F.A.Q. Landslide Runout Analysis
Posted in Thesis on 04/29/2009 10:33 pm by MikaAlthough I’ve found a surprising number of landslide-bloggers (my favourite is Dave’s), google searches on the DAN-W and DAN3D software packages seem to drop people here. I’m fairly regularly getting comments asking how to go about modeling particular landslides, or acquire the software, or related queries. To speed up response time, I’ve developed an F.A.Q.
1. How can I get DAN-W or DAN3D?
DAN-W is owned by Oldrich Hungr. Please see his software website and contact him directly with any inquires about acquiring the software. DAN3D was developed by Scott McDougall as part of his phD thesis. To the best of my knowledge, it is for research purposes only and not currently available commercially, but again, Oldrich Hungr knows for sure.
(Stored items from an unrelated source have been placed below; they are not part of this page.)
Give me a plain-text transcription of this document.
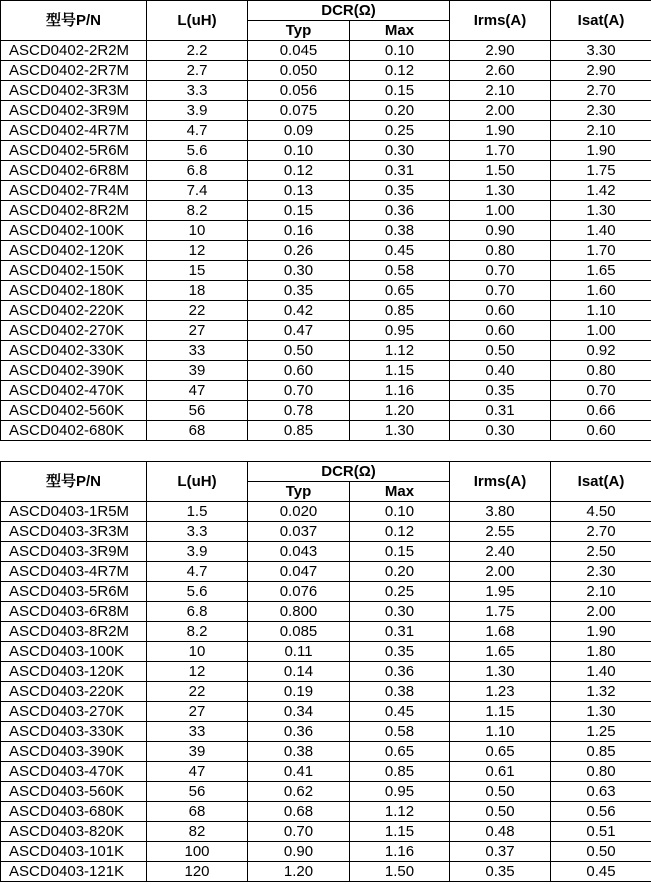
型号P/N	L(uH)	DCR(Ω)		Irms(A)	Isat(A)
		Typ	Max		
ASCD0402-2R2M	2.2	0.045	0.10	2.90	3.30
ASCD0402-2R7M	2.7	0.050	0.12	2.60	2.90
ASCD0402-3R3M	3.3	0.056	0.15	2.10	2.70
ASCD0402-3R9M	3.9	0.075	0.20	2.00	2.30
ASCD0402-4R7M	4.7	0.09	0.25	1.90	2.10
ASCD0402-5R6M	5.6	0.10	0.30	1.70	1.90
ASCD0402-6R8M	6.8	0.12	0.31	1.50	1.75
ASCD0402-7R4M	7.4	0.13	0.35	1.30	1.42
ASCD0402-8R2M	8.2	0.15	0.36	1.00	1.30
ASCD0402-100K	10	0.16	0.38	0.90	1.40
ASCD0402-120K	12	0.26	0.45	0.80	1.70
ASCD0402-150K	15	0.30	0.58	0.70	1.65
ASCD0402-180K	18	0.35	0.65	0.70	1.60
ASCD0402-220K	22	0.42	0.85	0.60	1.10
ASCD0402-270K	27	0.47	0.95	0.60	1.00
ASCD0402-330K	33	0.50	1.12	0.50	0.92
ASCD0402-390K	39	0.60	1.15	0.40	0.80
ASCD0402-470K	47	0.70	1.16	0.35	0.70
ASCD0402-560K	56	0.78	1.20	0.31	0.66
ASCD0402-680K	68	0.85	1.30	0.30	0.60
型号P/N	L(uH)	DCR(Ω)		Irms(A)	Isat(A)
		Typ	Max		
ASCD0403-1R5M	1.5	0.020	0.10	3.80	4.50
ASCD0403-3R3M	3.3	0.037	0.12	2.55	2.70
ASCD0403-3R9M	3.9	0.043	0.15	2.40	2.50
ASCD0403-4R7M	4.7	0.047	0.20	2.00	2.30
ASCD0403-5R6M	5.6	0.076	0.25	1.95	2.10
ASCD0403-6R8M	6.8	0.800	0.30	1.75	2.00
ASCD0403-8R2M	8.2	0.085	0.31	1.68	1.90
ASCD0403-100K	10	0.11	0.35	1.65	1.80
ASCD0403-120K	12	0.14	0.36	1.30	1.40
ASCD0403-220K	22	0.19	0.38	1.23	1.32
ASCD0403-270K	27	0.34	0.45	1.15	1.30
ASCD0403-330K	33	0.36	0.58	1.10	1.25
ASCD0403-390K	39	0.38	0.65	0.65	0.85
ASCD0403-470K	47	0.41	0.85	0.61	0.80
ASCD0403-560K	56	0.62	0.95	0.50	0.63
ASCD0403-680K	68	0.68	1.12	0.50	0.56
ASCD0403-820K	82	0.70	1.15	0.48	0.51
ASCD0403-101K	100	0.90	1.16	0.37	0.50
ASCD0403-121K	120	1.20	1.50	0.35	0.45
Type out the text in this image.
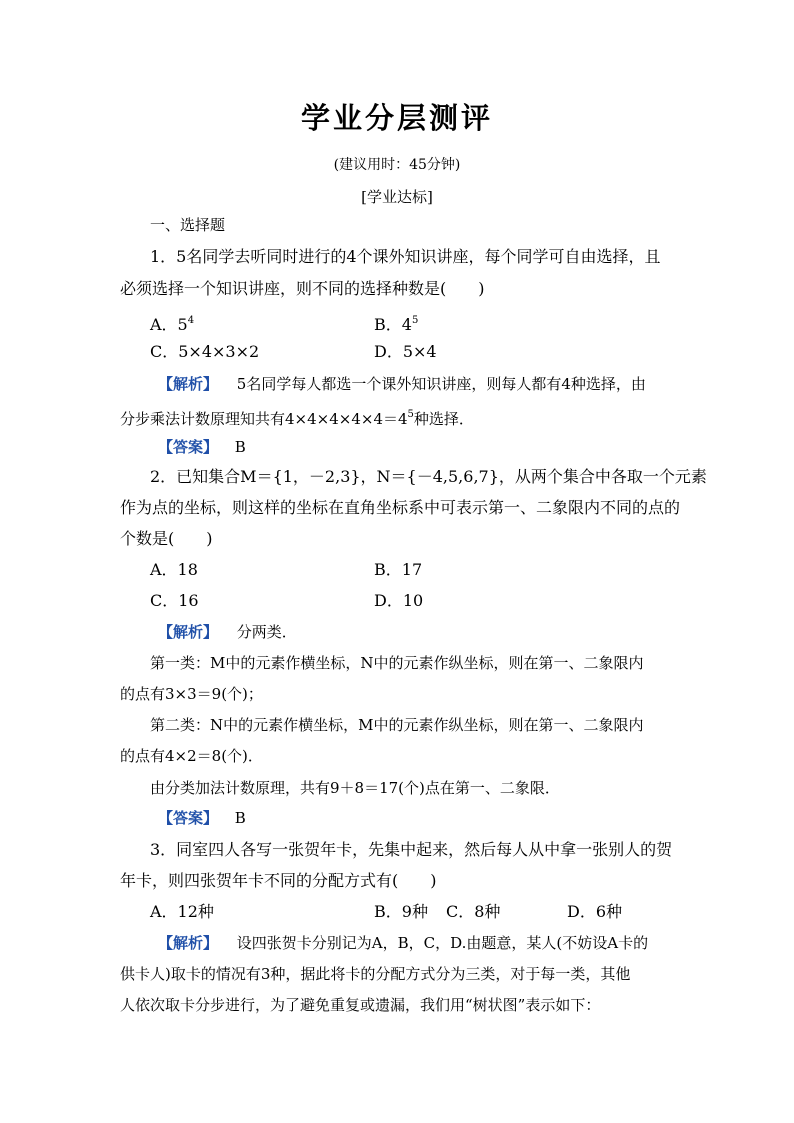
学业分层测评
(建议用时：45分钟)
[学业达标]
一、选择题
1．5名同学去听同时进行的4个课外知识讲座，每个同学可自由选择，且
必须选择一个知识讲座，则不同的选择种数是(　　)
A．$5^4$	B．$4^5$
C．5×4×3×2	D．5×4
【解析】 5名同学每人都选一个课外知识讲座，则每人都有4种选择，由
分步乘法计数原理知共有$4\times 4\times 4\times 4\times 4=4^5$种选择．
【答案】 B
2．已知集合M＝{1，－2,3}，N＝{－4,5,6,7}，从两个集合中各取一个元素
作为点的坐标，则这样的坐标在直角坐标系中可表示第一、二象限内不同的点的
个数是(　　)
A．18	B．17
C．16	D．10
【解析】 分两类．
第一类：M中的元素作横坐标，N中的元素作纵坐标，则在第一、二象限内
的点有3×3＝9(个)；
第二类：N中的元素作横坐标，M中的元素作纵坐标，则在第一、二象限内
的点有4×2＝8(个)．
由分类加法计数原理，共有9＋8＝17(个)点在第一、二象限．
【答案】 B
3．同室四人各写一张贺年卡，先集中起来，然后每人从中拿一张别人的贺
年卡，则四张贺年卡不同的分配方式有(　　)
A．12种	B．9种 C．8种	D．6种
【解析】 设四张贺卡分别记为A，B，C，D.由题意，某人(不妨设A卡的
供卡人)取卡的情况有3种，据此将卡的分配方式分为三类，对于每一类，其他
人依次取卡分步进行，为了避免重复或遗漏，我们用“树状图”表示如下：
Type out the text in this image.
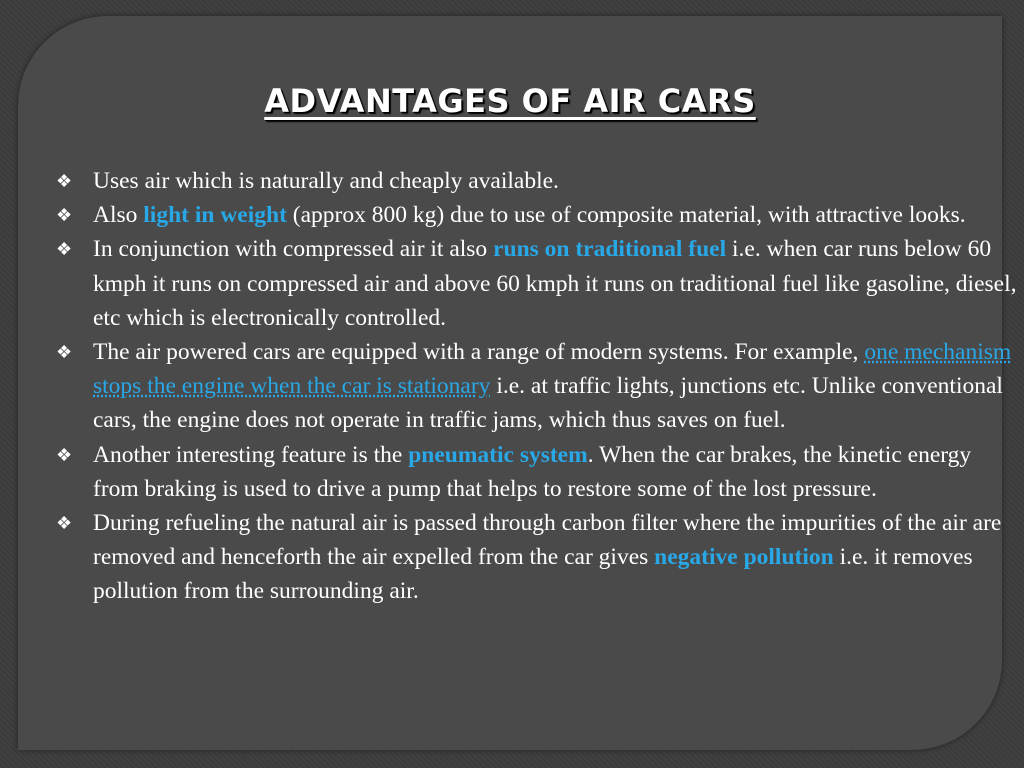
ADVANTAGES OF AIR CARS
❖ Uses air which is naturally and cheaply available.
❖ Also light in weight (approx 800 kg) due to use of composite material, with attractive looks.
❖ In conjunction with compressed air it also runs on traditional fuel i.e. when car runs below 60 kmph it runs on compressed air and above 60 kmph it runs on traditional fuel like gasoline, diesel, etc which is electronically controlled.
❖ The air powered cars are equipped with a range of modern systems. For example, one mechanism stops the engine when the car is stationary i.e. at traffic lights, junctions etc. Unlike conventional cars, the engine does not operate in traffic jams, which thus saves on fuel.
❖ Another interesting feature is the pneumatic system. When the car brakes, the kinetic energy from braking is used to drive a pump that helps to restore some of the lost pressure.
❖ During refueling the natural air is passed through carbon filter where the impurities of the air are removed and henceforth the air expelled from the car gives negative pollution i.e. it removes pollution from the surrounding air.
2. What information do I need about a landslide to model its runout?
For DAN-W, you need a profile of the travel path (including entrainment zones) and the source area, and the width of the path. This can be either a list of coordinates or a to-scale sketch which you can enter directly into the software. For DAN3D, you need digital terrain models (topography) of the area before and after the landslide. You will need to format this as ASCII grid files of the path, the source area, and any entrainment.
3. What rheology should I use?
If you’re doing a back-analysis, you use whatever rheology and parameters provide the appropriate runout distance, debris distribution, and velocity profile. If you’re doing a forward prediction, you can follow the suggestions in my thesis (currently TBA, sorry!), or back-analyze cases similar to your target and use that range of parameters in your prediction.
4. Tell me more about a particular landslide.
If I’ve personally modeled a landslide, it should be floating around this site somewhere. Most are linked off the Thesis page, although the latest versions haven’t been translated from thesis-formatting to website-formatting and hopped online yet.
5. What about modeling this specific landslide not on your website?
If you’re working on modeling a landslide I haven’t seen before, I’m curious. Tell me about it!